Key Takeaways:
- 24/7 Wall St. set a $36.78 price target on Figma, implying 108% upside from $17.63
- Citi initiated coverage with a Buy rating and $36 target, citing AI monetization and seat expansion
- Figma trades 84% below its post-IPO peak despite 46% revenue growth in Q1
Figma (NYSE:FIG) could double from current levels, according to a 24/7 Wall St. price prediction that set a $36.78 12-month target on the design software company, representing 108% upside from Wednesday's close of $17.63.
"The gap between a fundamentally healthy growth business and a stock price that already discounts severe AI disruption" is the key factor tipping the scale toward a buy, 24/7 Wall St. analysts wrote in a note published Thursday, assigning medium confidence to the call.
Citi initiated coverage of Figma with a Buy/High-risk rating and a $36 price target, sending shares up roughly 3% in premarket trading. While acknowledging concerns around seat compression as AI-native design tools proliferate, Citi analysts said the market underestimates offsetting growth drivers including seat mix upgrades, expanding non-designer personas, and rising AI-driven consumption. Proprietary customer checks with hyperscalers and large financial services firms revealed strong seat upgrades and credit pack utilization.
Figma reported Q1 earnings of $0.10 per share, beating the $0.06 consensus by 67%, while revenue of $333.4 million exceeded projections of $316 million by 5.5%. Revenue grew 46% year over year, accelerating from 40% in the prior quarter. The company posted $275 million in gross profit at an 82% margin, $52 million in non-GAAP operating income at a 16% margin, and $89 million in free cash flow at a 27% margin. Net dollar retention hit 139%, the highest in over two years.
Following the beat, Figma raised its full-year 2026 revenue guidance by $55 million to a range of $1.422 billion to $1.428 billion, implying 35% growth, while increasing operating income guidance to $125 million to $135 million. CFO Praveer Melwani cited "promising early traction on AI monetization and strength across the core platform."
The broader analyst consensus remains measured. FIG carries a Moderate Buy rating across 13 analysts, comprising three Strong Buy and 10 Hold, with a mean price target of $36.88. RBC's Rishi Jaluria holds a Hold rating with a $28 target. Morgan Stanley cut its target to $38 from $44 in May, maintaining an Equal Weight rating.
The stock has fallen 50% year to date and 84% from its post-IPO peak of $142.92, with a 52-week range of $16.60 to $142.92. Insider selling from CEO Dylan Field, the CFO, and the CTO totaling roughly $14.5 million was disclosed under pre-arranged Rule 10b5-1 plans.

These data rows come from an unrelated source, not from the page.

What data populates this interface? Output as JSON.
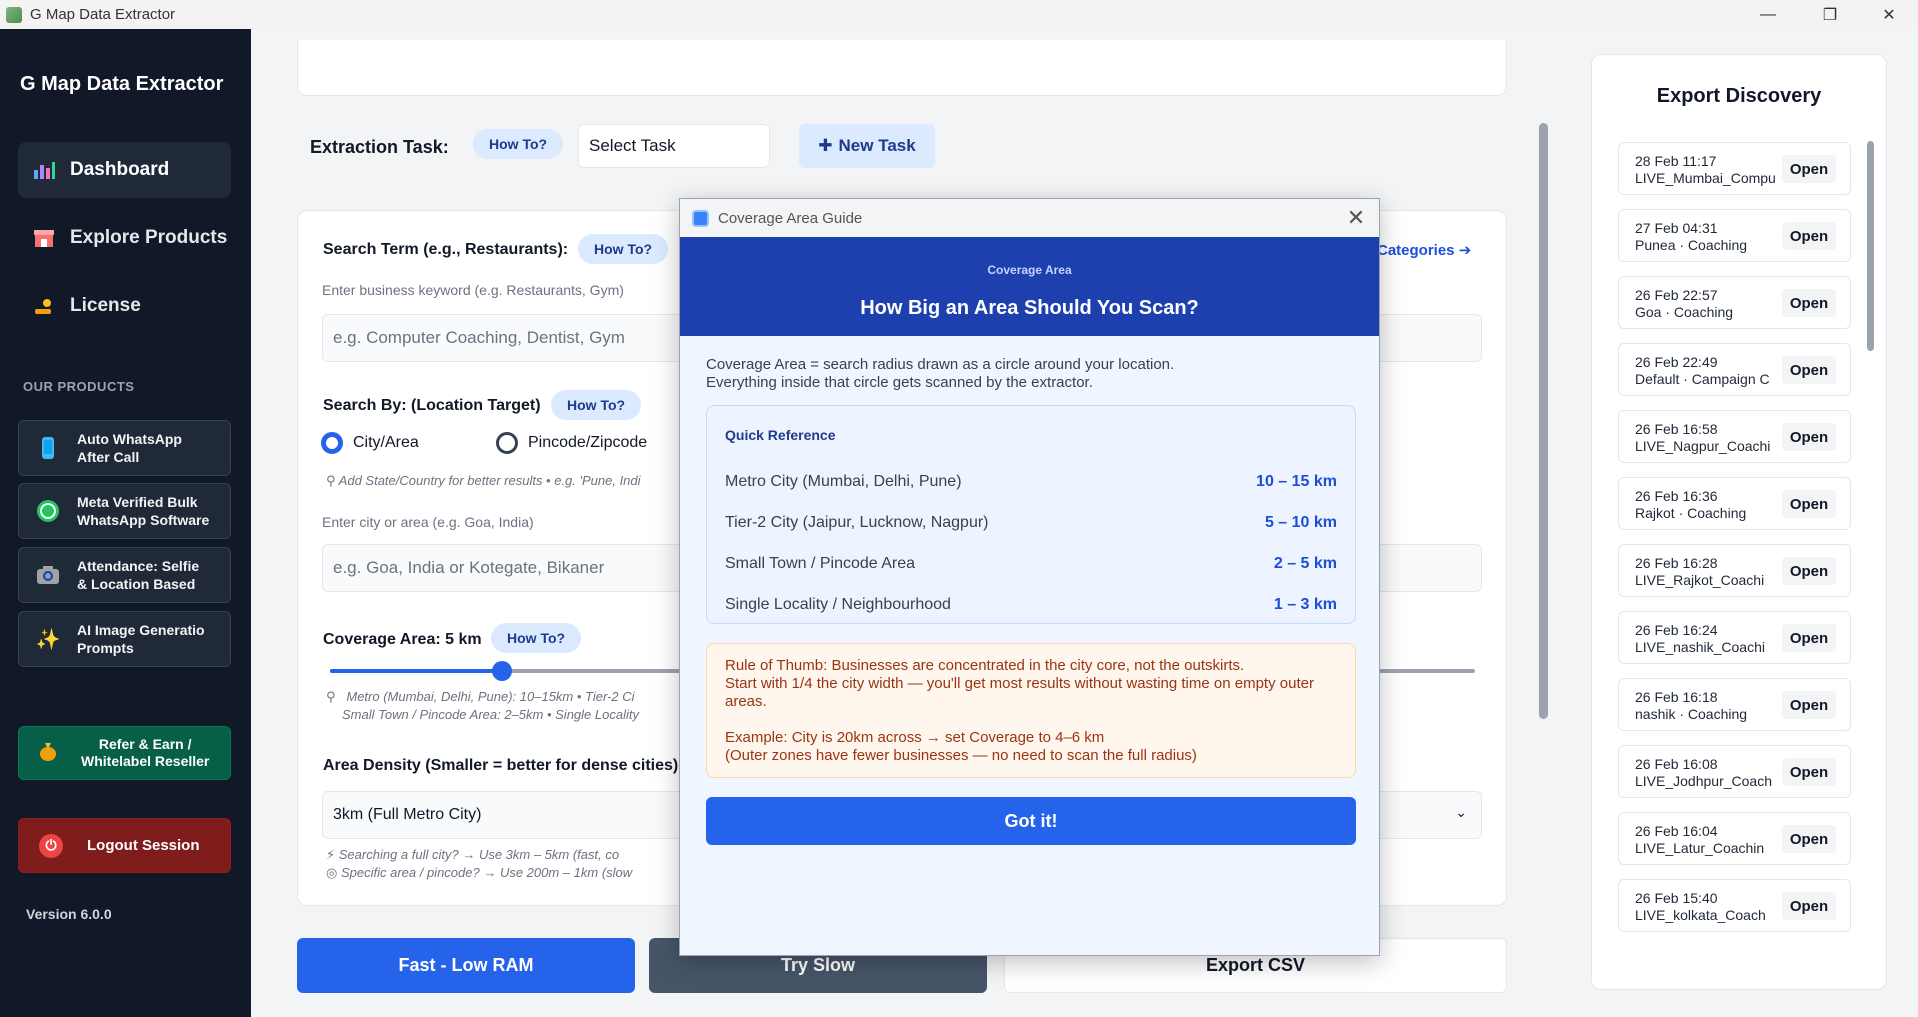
{
  "window": {
    "title": "G Map Data Extractor",
    "minimize": "—",
    "maximize": "❐",
    "close": "✕"
  },
  "sidebar": {
    "brand": "G Map Data Extractor",
    "nav": [
      {
        "label": "Dashboard",
        "icon": "chart-icon"
      },
      {
        "label": "Explore Products",
        "icon": "store-icon"
      },
      {
        "label": "License",
        "icon": "key-hand-icon"
      }
    ],
    "section_label": "OUR PRODUCTS",
    "products": [
      {
        "line1": "Auto WhatsApp",
        "line2": "After Call"
      },
      {
        "line1": "Meta Verified Bulk",
        "line2": "WhatsApp Software"
      },
      {
        "line1": "Attendance: Selfie",
        "line2": "& Location Based"
      },
      {
        "line1": "AI Image Generatio",
        "line2": "Prompts"
      }
    ],
    "refer": {
      "line1": "Refer & Earn /",
      "line2": "Whitelabel Reseller"
    },
    "logout": "Logout Session",
    "version": "Version 6.0.0"
  },
  "main": {
    "task_label": "Extraction Task:",
    "how_to": "How To?",
    "select_task": "Select Task",
    "new_task": "New Task",
    "search_term_label": "Search Term (e.g., Restaurants):",
    "categories_link": "Categories",
    "search_term_hint": "Enter business keyword (e.g. Restaurants, Gym)",
    "search_term_placeholder": "e.g. Computer Coaching, Dentist, Gym",
    "search_by_label": "Search By: (Location Target)",
    "radio_city": "City/Area",
    "radio_pincode": "Pincode/Zipcode",
    "state_hint": "Add State/Country for better results  •  e.g. 'Pune, Indi",
    "city_hint": "Enter city or area (e.g. Goa, India)",
    "city_placeholder": "e.g. Goa, India or Kotegate, Bikaner",
    "coverage_label": "Coverage Area: 5 km",
    "coverage_percent": 15,
    "coverage_hint1": "Metro (Mumbai, Delhi, Pune): 10–15km  •  Tier-2 Ci",
    "coverage_hint2": "Small Town / Pincode Area: 2–5km  •  Single Locality",
    "density_label": "Area Density (Smaller = better for dense cities):",
    "density_value": "3km (Full Metro City)",
    "density_hint1": "Searching a full city?  →  Use 3km – 5km   (fast, co",
    "density_hint2": "Specific area / pincode?  →  Use 200m – 1km   (slow",
    "btn_fast": "Fast - Low RAM",
    "btn_slow": "Try Slow",
    "btn_export": "Export CSV"
  },
  "export_panel": {
    "title": "Export Discovery",
    "open_label": "Open",
    "items": [
      {
        "date": "28 Feb 11:17",
        "name": "LIVE_Mumbai_Compu"
      },
      {
        "date": "27 Feb 04:31",
        "name": "Punea  ·  Coaching"
      },
      {
        "date": "26 Feb 22:57",
        "name": "Goa  ·  Coaching"
      },
      {
        "date": "26 Feb 22:49",
        "name": "Default  ·  Campaign C"
      },
      {
        "date": "26 Feb 16:58",
        "name": "LIVE_Nagpur_Coachi"
      },
      {
        "date": "26 Feb 16:36",
        "name": "Rajkot  ·  Coaching"
      },
      {
        "date": "26 Feb 16:28",
        "name": "LIVE_Rajkot_Coachi"
      },
      {
        "date": "26 Feb 16:24",
        "name": "LIVE_nashik_Coachi"
      },
      {
        "date": "26 Feb 16:18",
        "name": "nashik  ·  Coaching"
      },
      {
        "date": "26 Feb 16:08",
        "name": "LIVE_Jodhpur_Coach"
      },
      {
        "date": "26 Feb 16:04",
        "name": "LIVE_Latur_Coachin"
      },
      {
        "date": "26 Feb 15:40",
        "name": "LIVE_kolkata_Coach"
      }
    ]
  },
  "modal": {
    "window_title": "Coverage Area Guide",
    "kicker": "Coverage Area",
    "title": "How Big an Area Should You Scan?",
    "desc1": "Coverage Area = search radius drawn as a circle around your location.",
    "desc2": "Everything inside that circle gets scanned by the extractor.",
    "quick_ref_title": "Quick Reference",
    "rows": [
      {
        "k": "Metro City  (Mumbai, Delhi, Pune)",
        "v": "10 – 15 km"
      },
      {
        "k": "Tier-2 City  (Jaipur, Lucknow, Nagpur)",
        "v": "5 – 10 km"
      },
      {
        "k": "Small Town / Pincode Area",
        "v": "2 – 5 km"
      },
      {
        "k": "Single Locality / Neighbourhood",
        "v": "1 – 3 km"
      }
    ],
    "rule1": "Rule of Thumb: Businesses are concentrated in the city core, not the outskirts.",
    "rule2": "Start with 1/4 the city width — you'll get most results without wasting time on empty outer areas.",
    "rule3": "Example: City is 20km across  →  set Coverage to 4–6 km",
    "rule4": "(Outer zones have fewer businesses — no need to scan the full radius)",
    "got_it": "Got it!"
  }
}
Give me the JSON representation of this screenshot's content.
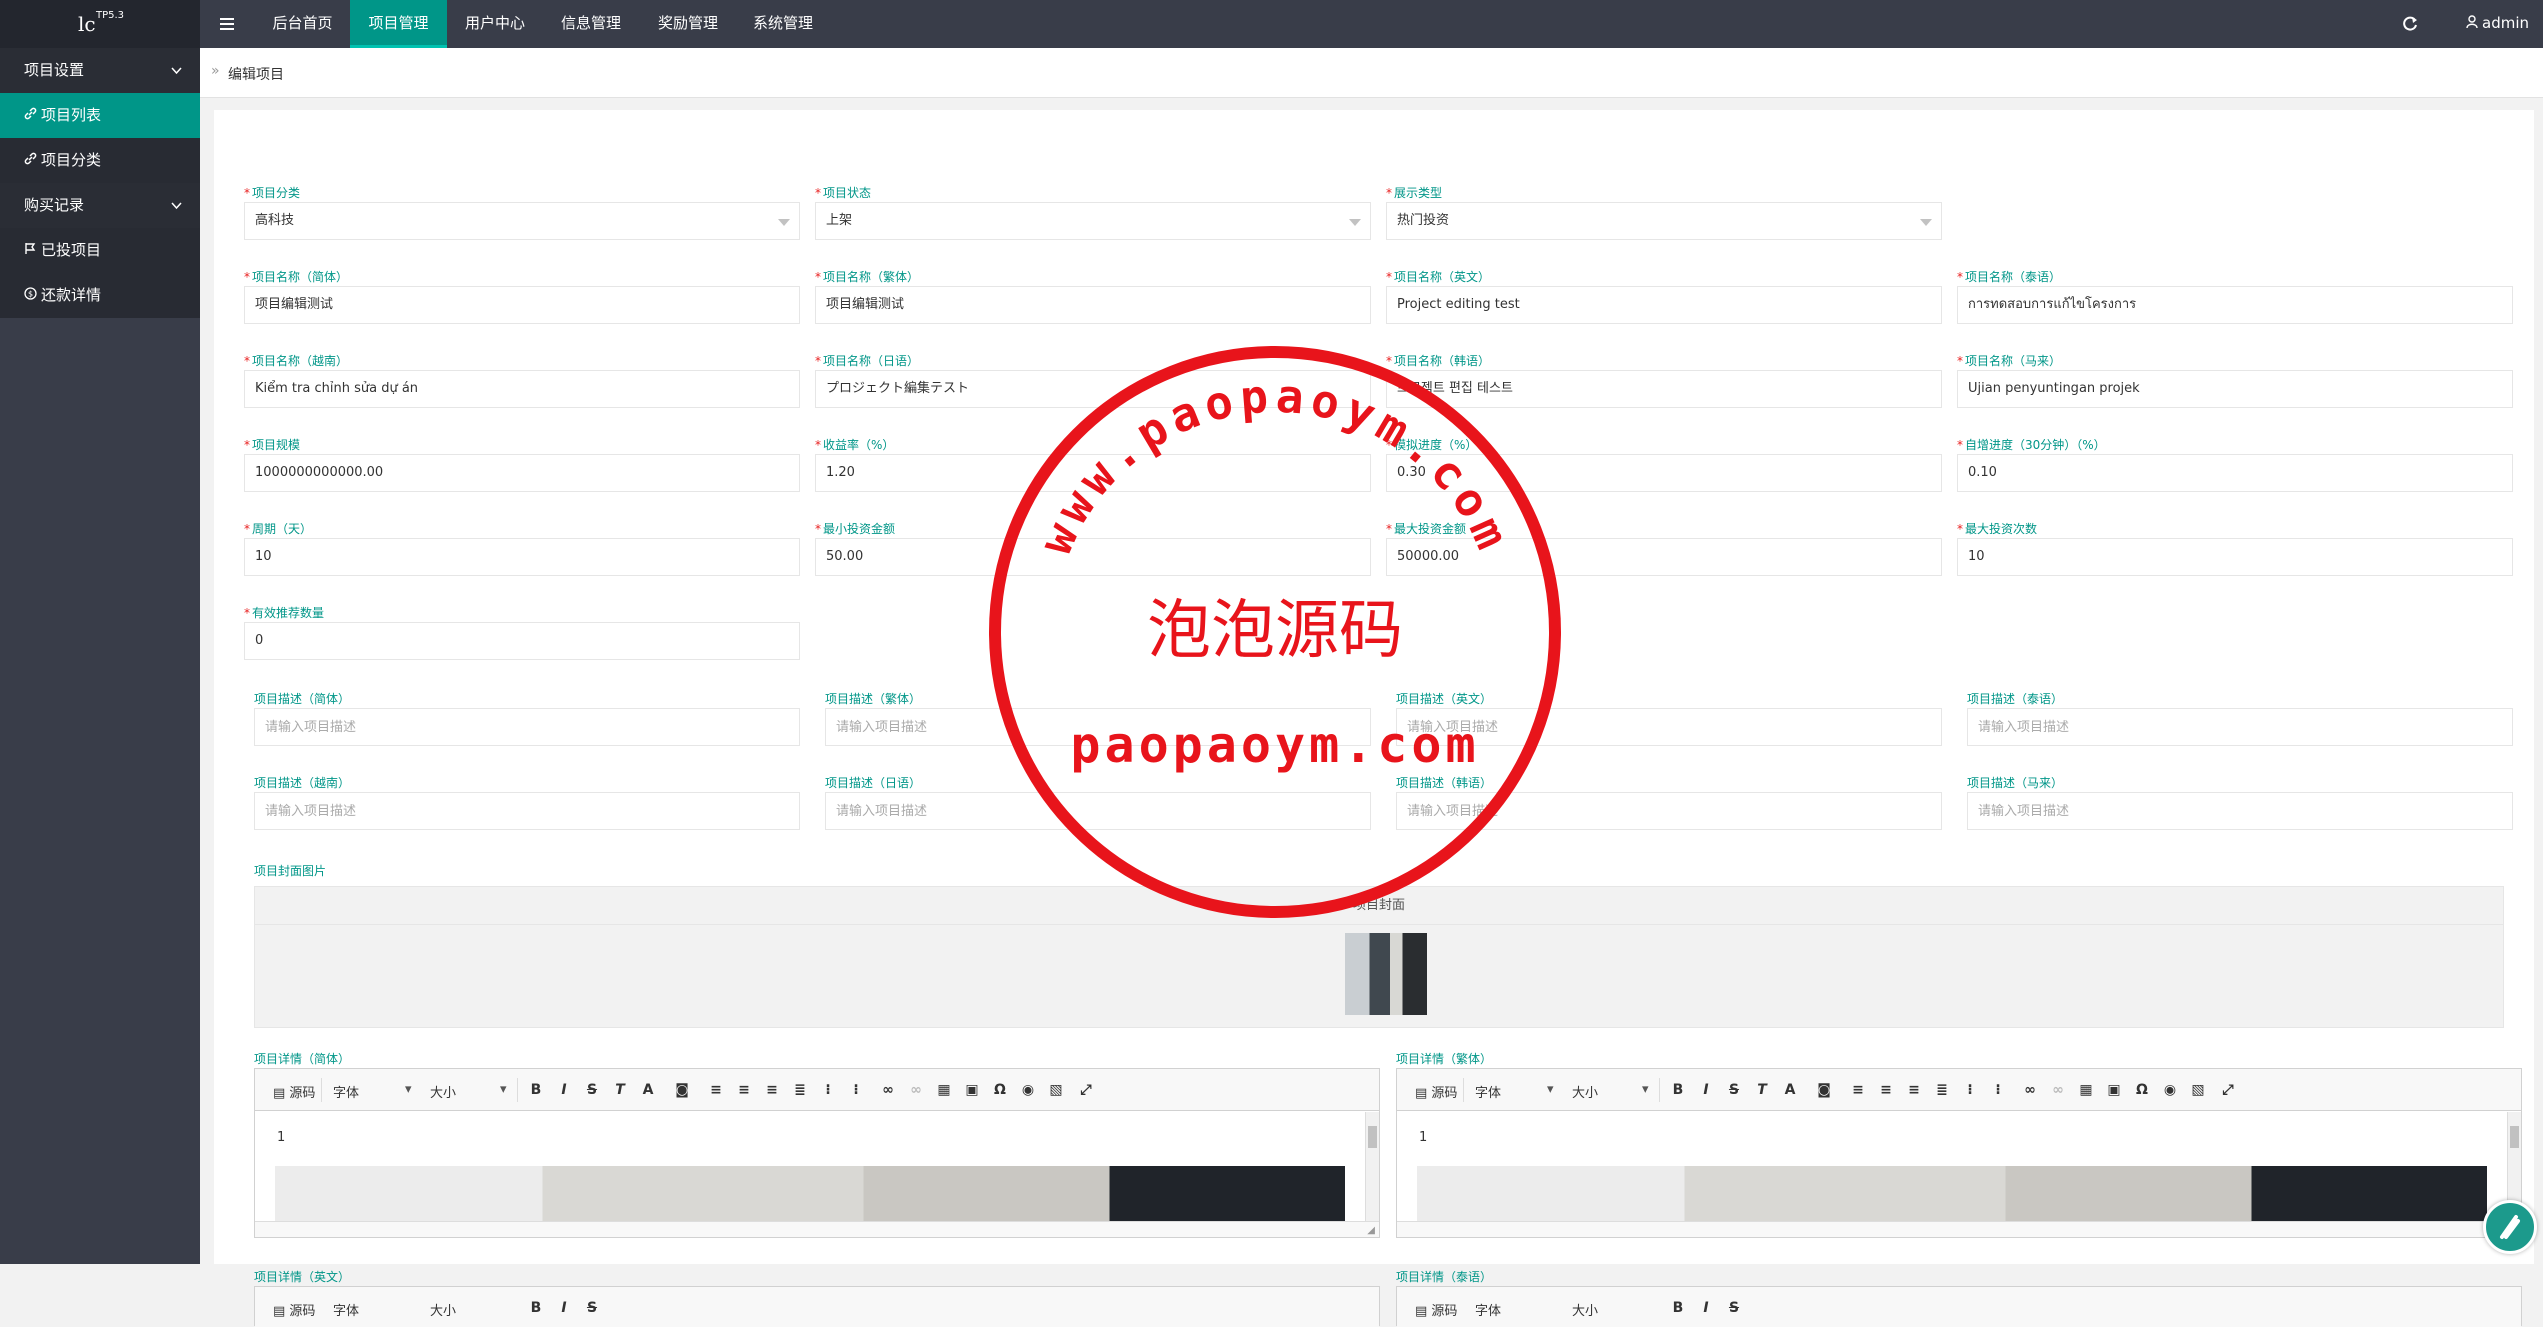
{
  "app": {
    "logo": "lc",
    "version": "TP5.3"
  },
  "nav": {
    "items": [
      "后台首页",
      "项目管理",
      "用户中心",
      "信息管理",
      "奖励管理",
      "系统管理"
    ],
    "active_index": 1
  },
  "user": {
    "name": "admin"
  },
  "sidebar": {
    "groups": [
      "项目设置",
      "购买记录"
    ],
    "items": [
      "项目列表",
      "项目分类",
      "已投项目",
      "还款详情"
    ],
    "active_index": 0
  },
  "breadcrumb": {
    "current": "编辑项目"
  },
  "form": {
    "category": {
      "label": "项目分类",
      "value": "高科技"
    },
    "status": {
      "label": "项目状态",
      "value": "上架"
    },
    "display_type": {
      "label": "展示类型",
      "value": "热门投资"
    },
    "name_cn": {
      "label": "项目名称（简体）",
      "value": "项目编辑测试"
    },
    "name_tw": {
      "label": "项目名称（繁体）",
      "value": "项目编辑测试"
    },
    "name_en": {
      "label": "项目名称（英文）",
      "value": "Project editing test"
    },
    "name_th": {
      "label": "项目名称（泰语）",
      "value": "การทดสอบการแก้ไขโครงการ"
    },
    "name_vi": {
      "label": "项目名称（越南）",
      "value": "Kiểm tra chỉnh sửa dự án"
    },
    "name_ja": {
      "label": "项目名称（日语）",
      "value": "プロジェクト編集テスト"
    },
    "name_ko": {
      "label": "项目名称（韩语）",
      "value": "프로젝트 편집 테스트"
    },
    "name_ms": {
      "label": "项目名称（马来）",
      "value": "Ujian penyuntingan projek"
    },
    "scale": {
      "label": "项目规模",
      "value": "1000000000000.00"
    },
    "rate": {
      "label": "收益率（%）",
      "value": "1.20"
    },
    "sim_progress": {
      "label": "模拟进度（%）",
      "value": "0.30"
    },
    "auto_progress": {
      "label": "自增进度（30分钟）（%）",
      "value": "0.10"
    },
    "period": {
      "label": "周期（天）",
      "value": "10"
    },
    "min_invest": {
      "label": "最小投资金额",
      "value": "50.00"
    },
    "max_invest": {
      "label": "最大投资金额",
      "value": "50000.00"
    },
    "max_times": {
      "label": "最大投资次数",
      "value": "10"
    },
    "recommend": {
      "label": "有效推荐数量",
      "value": "0"
    },
    "desc_placeholder": "请输入项目描述",
    "desc_labels": [
      "项目描述（简体）",
      "项目描述（繁体）",
      "项目描述（英文）",
      "项目描述（泰语）",
      "项目描述（越南）",
      "项目描述（日语）",
      "项目描述（韩语）",
      "项目描述（马来）"
    ],
    "cover": {
      "label": "项目封面图片",
      "header": "项目封面"
    },
    "detail_labels": [
      "项目详情（简体）",
      "项目详情（繁体）",
      "项目详情（英文）",
      "项目详情（泰语）"
    ]
  },
  "editor": {
    "source": "源码",
    "font": "字体",
    "size": "大小",
    "content_line": "1"
  },
  "watermark": {
    "url": "www.paopaoym.com",
    "title": "泡泡源码",
    "domain": "paopaoym.com"
  },
  "colors": {
    "accent": "#009688",
    "topbar": "#393d49",
    "required": "#e81e1e",
    "seal": "#e8141b"
  }
}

The 24/7 Wall St. bull case targets $50 or higher if revenue compounds above 40% and operating leverage materializes. The bear case, with a $28 target, assumes AI commoditization erodes pricing power and growth decelerates below 30%. A final lock-up expiry in mid-August remains a key near-term risk.
For holders, the 108% implied upside reflects a deeply discounted valuation on a business growing revenue at 46% with expanding margins. The next catalyst is Q2 earnings, where investors will watch for another quarter of 40%-plus revenue growth and progress toward GAAP profitability.
This article is for informational purposes only and does not constitute investment advice.